The Telegraph is reporting that universities making unconditional offers may be breaking the law by “pressure selling”’ to students, the higher education watchdog has warned.
The number of unconditional offers has risen sharply in recent years, with students now 30 times more likely to receive one than five years ago.
Some institutions hand out “incentivised” offers, where they tell students that their offer will be unconditional but only if they accept it as their first choice university.
Now the Office for Students (OfS) has warned that applying “psychological pressure” or “creating an impression of urgency” in decision making could be a potential breach of consumer protection law.
It comes as the regulator publishes a report that examines the impact of unconditional offers on students’ decision making.
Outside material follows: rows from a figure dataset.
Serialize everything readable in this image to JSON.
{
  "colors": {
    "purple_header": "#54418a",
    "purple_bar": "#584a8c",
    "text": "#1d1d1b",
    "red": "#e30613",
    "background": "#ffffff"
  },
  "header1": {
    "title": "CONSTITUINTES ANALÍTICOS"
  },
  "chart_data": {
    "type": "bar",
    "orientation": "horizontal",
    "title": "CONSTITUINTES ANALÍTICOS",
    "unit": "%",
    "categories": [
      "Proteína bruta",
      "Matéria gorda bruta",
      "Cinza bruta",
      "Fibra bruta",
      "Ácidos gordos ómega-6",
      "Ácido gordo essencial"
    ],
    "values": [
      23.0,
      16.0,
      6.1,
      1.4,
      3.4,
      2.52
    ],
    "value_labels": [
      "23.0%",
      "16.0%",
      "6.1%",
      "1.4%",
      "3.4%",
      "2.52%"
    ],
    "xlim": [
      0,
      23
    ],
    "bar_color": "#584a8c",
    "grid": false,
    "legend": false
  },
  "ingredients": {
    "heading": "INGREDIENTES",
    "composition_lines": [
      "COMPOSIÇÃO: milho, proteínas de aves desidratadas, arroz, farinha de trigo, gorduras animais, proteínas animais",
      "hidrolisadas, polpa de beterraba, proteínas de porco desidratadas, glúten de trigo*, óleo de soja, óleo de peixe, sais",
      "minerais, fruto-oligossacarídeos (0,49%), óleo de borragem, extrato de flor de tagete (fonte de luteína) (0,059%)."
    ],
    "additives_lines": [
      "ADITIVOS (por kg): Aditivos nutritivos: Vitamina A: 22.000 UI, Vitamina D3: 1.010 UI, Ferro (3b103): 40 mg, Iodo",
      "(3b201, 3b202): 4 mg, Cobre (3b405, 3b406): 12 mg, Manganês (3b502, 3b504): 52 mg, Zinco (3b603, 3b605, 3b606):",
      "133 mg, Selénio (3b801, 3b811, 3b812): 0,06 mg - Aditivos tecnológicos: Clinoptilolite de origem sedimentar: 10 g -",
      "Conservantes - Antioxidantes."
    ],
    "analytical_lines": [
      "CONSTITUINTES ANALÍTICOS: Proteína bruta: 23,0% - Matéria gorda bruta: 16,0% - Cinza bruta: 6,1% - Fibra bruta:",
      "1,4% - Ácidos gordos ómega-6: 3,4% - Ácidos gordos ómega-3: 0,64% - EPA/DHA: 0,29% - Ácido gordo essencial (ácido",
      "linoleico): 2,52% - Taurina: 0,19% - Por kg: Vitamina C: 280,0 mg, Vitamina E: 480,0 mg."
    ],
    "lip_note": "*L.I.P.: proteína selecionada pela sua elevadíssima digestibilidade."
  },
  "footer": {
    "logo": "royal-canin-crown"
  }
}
It found that applicants who accept an unconditional offer are more likely to miss their predicted A-level grades by two or more grades.
David Hughes, chief executive of the Association of Colleges, said that schools have been increasingly concerned about the impact unconditional offers have on student motivation and achievement.
“Colleges and schools are dealing with the unintended consequence of the practice as students worry less about their grades and so take their foot off the gas,” he said. “The OfS consultation will need to address potential solutions to drastically reduce or even rule-out this practice.”
A spokeswoman for Universities UK said: “We will explore with Ucas if there is more we can do as a sector to promote good practice and ensure the admissions system continues to work in the best interests of students.
“We will also engage with the Office for Students as it consults with the higher education sector on its work to develop principles for an admissions system that serves the interests of students.”